6 David verdeelde hen in afdelingen, geordend naar de zonen van Levi: Gerson, Kehat en Merari.   
 
7 Van de Gersonieten waren dat Ladan en Simeï.
8 De zonen van Ladan waren het hoofd Jehiël, Zetam en Joël, drie man.
9 De zonen van Simeï waren Selomit, Haziël en Haran, drie man. Zij waren de hoofden van de huizen van de vaderen van Ladan.   
10 De zonen van Simeï waren Jahat, Zina, Jeüs en Beria. Zij waren de zonen van Simeï, vier man.   

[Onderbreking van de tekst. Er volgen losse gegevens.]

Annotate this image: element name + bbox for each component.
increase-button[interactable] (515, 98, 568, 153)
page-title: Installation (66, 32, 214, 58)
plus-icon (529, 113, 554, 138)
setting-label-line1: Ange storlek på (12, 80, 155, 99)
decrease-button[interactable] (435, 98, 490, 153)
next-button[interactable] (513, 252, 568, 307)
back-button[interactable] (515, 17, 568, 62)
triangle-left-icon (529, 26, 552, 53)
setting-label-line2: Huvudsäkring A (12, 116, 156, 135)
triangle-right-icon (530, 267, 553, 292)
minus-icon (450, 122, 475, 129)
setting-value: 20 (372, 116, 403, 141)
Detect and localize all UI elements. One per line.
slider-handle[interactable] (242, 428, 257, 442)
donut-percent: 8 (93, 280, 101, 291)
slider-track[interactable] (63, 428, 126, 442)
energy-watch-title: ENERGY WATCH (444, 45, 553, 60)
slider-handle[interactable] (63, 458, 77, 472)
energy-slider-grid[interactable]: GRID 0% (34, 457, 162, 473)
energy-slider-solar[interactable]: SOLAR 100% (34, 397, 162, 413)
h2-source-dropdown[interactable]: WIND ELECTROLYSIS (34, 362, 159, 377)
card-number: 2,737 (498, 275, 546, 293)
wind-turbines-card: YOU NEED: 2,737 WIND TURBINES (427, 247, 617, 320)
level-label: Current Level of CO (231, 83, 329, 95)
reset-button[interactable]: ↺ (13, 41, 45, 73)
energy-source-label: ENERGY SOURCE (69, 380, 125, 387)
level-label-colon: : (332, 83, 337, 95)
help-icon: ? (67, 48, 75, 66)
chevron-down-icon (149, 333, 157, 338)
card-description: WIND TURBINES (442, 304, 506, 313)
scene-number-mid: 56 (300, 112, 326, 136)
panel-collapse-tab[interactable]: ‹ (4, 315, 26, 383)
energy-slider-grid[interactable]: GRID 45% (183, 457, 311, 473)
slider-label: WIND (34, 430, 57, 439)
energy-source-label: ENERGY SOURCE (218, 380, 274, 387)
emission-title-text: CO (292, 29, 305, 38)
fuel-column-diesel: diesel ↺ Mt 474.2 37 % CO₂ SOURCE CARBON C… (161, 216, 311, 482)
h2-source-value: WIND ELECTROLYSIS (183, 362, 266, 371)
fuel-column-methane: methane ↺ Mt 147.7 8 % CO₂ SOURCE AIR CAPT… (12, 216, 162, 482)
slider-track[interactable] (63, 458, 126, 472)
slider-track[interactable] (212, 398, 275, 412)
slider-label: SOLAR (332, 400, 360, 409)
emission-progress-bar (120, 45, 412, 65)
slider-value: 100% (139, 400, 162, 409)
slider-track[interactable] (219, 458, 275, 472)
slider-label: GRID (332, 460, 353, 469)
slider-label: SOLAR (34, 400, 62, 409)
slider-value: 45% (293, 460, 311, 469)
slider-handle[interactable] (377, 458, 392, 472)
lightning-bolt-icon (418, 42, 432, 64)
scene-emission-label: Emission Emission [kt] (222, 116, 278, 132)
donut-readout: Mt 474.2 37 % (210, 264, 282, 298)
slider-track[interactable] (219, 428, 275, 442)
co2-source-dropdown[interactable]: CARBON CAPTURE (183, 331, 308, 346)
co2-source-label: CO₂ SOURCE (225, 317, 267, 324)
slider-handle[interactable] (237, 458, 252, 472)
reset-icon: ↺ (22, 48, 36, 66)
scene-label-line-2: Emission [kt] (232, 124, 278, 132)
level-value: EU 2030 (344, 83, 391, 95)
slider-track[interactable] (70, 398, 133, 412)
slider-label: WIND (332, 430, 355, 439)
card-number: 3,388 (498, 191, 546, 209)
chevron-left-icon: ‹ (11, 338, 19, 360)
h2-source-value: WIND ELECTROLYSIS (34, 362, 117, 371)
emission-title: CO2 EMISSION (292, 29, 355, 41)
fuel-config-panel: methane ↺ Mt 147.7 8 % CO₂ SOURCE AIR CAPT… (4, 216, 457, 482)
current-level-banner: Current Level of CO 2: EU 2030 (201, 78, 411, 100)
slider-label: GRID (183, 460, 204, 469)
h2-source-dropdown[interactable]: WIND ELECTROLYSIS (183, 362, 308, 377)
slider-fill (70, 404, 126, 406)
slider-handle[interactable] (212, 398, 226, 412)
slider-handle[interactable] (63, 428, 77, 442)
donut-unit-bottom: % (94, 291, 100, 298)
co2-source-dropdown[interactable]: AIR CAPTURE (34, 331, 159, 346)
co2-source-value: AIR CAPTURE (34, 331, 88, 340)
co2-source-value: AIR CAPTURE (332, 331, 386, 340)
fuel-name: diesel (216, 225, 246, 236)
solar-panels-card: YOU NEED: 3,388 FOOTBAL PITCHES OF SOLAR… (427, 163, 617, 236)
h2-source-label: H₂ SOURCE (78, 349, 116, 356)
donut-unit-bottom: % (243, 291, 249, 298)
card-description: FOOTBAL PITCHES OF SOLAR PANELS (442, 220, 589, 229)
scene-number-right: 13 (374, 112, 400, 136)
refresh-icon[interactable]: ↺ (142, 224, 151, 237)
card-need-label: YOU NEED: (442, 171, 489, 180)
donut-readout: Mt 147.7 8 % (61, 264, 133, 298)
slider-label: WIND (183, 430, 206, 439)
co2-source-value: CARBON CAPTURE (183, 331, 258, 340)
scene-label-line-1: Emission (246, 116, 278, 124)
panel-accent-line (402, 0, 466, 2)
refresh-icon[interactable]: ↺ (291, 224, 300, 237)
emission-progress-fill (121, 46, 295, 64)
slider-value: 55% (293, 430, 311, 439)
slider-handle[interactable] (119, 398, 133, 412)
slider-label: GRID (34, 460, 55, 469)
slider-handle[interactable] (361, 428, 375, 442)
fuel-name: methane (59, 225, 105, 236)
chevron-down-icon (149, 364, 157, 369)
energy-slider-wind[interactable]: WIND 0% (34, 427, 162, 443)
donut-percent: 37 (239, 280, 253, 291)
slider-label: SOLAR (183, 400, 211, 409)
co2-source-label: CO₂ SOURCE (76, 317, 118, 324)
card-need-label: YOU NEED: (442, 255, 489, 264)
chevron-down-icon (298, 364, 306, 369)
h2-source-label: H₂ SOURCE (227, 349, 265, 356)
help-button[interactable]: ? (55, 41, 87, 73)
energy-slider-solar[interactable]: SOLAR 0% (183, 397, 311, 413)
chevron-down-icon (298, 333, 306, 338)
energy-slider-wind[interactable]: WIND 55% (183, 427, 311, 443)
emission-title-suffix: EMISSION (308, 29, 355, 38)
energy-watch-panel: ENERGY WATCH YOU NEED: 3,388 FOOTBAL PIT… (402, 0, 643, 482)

11 Jahat was het hoofd en Ziza de tweede, maar Jeüs en Beria hadden niet veel zonen. Zij werden bij de telling als één huis van de vaderen gerekend.
 
12 De zonen van Kehat waren Amram, Jizhar, Hebron en Uzziël, vier man.
13 De zonen van Amram waren Aäron en Mozes.
Aäron werd afgezonderd, opdat hij geheiligd zou worden als de allerheiligste, hij en zijn zonen, tot in eeuwigheid, om reukoffers te brengen voor het aangezicht van de HEERE, om Hem te dienen en om in zijn Naam te zegenen tot in eeuwigheid.   
14 Van Mozes, de man van GOD, werden de zonen onder de stam van Levi opgeroepen.    15 De zonen van Mozes waren Gersom en Eliëzer.   
16 Van de zonen van Gersom was Sebuël het hoofd.   
17 De zoon van Eliëzer was het hoofd Rehab-Jah, andere zonen had Eliëzer niet. Maar er waren uitzonderlijk veel zonen van Rehab-Jah.   
18 Van de zonen van Jizhar was Selomit het hoofd.
19 Van de zonen van Hebron was Jeria het hoofd, Amarja de tweede, Jahaziël de derde en Jekameam de vierde.
20 Van de zonen van Uzziël was Micha het hoofd en Jissi-Jah was de tweede.   
 
21 De zonen van Merari waren Mahli en Musi.
De zonen van Mahli waren Eleazar en Kis. 22 Eleazar stierf en had geen zonen, maar wel dochters. De zonen van Kis, hun broeders, namen hen tot vrouw.
23 De zonen van Musi waren Mahli, Eder en Jeremot, drie man.
 
24 Dit waren de zonen van Levi, geordend naar de huizen van hun vaderen, naar de familiehoofden die bij hun telling met het aantal namen hoofdelijk werden opgenomen, die het werk deden voor de dienst van het Huis van de HEERE, van twintig jaar oud en daarboven.    25 Want David had gezegd: “De HEERE, de GOD van Israël, heeft zijn volk rust gegeven en Hij zal in Jeruzalem wonen tot in eeuwigheid.” 26 Ook had hij over de Levieten gezegd: “Zij hoeven nu de Woning en alle voorwerpen die bij de dienst horen, niet meer te dragen.” 27 Want overeenkomstig de laatste woorden van David bestond het aantal zonen van Levi uit hen die twintig jaar oud en daarboven waren.    28 Zij stonden de zonen van Aäron terzijde bij de dienst van het Huis van de HEERE, bij het opzicht over de voorhoven en over de voorraadkamers, over de reiniging van alle heilige voorwerpen en over het werk van de dienst in het Huis van GOD,    29 over het klaarmaken van het toonbrood, over het fijne meel voor het spijsoffer, over de ongezuurde dunne koeken, over de bakplaat, over het beslag maken, en over elke hoeveelheid en maat. 30 Iedere morgen moeten zij klaar staan om de HEERE te loven en te prijzen en ook ’s avonds, 31 en ook bij het brengen van alle brandoffers aan de HEERE, op de sabbatten, op de nieuwemaansdagen en op de vaste feesttijden, in aantal overeenstemmend met het betreffende voorschrift, voortdurend voor het aangezicht van de HEERE. 32 Zij moeten zich houden aan hun taak voor de Tent van de Ontmoeting en aan hun taak voor het Heiligdom en aan hun taak naast de zonen van Aäron, hun broeders, bij de dienst van het Huis van de HEERE.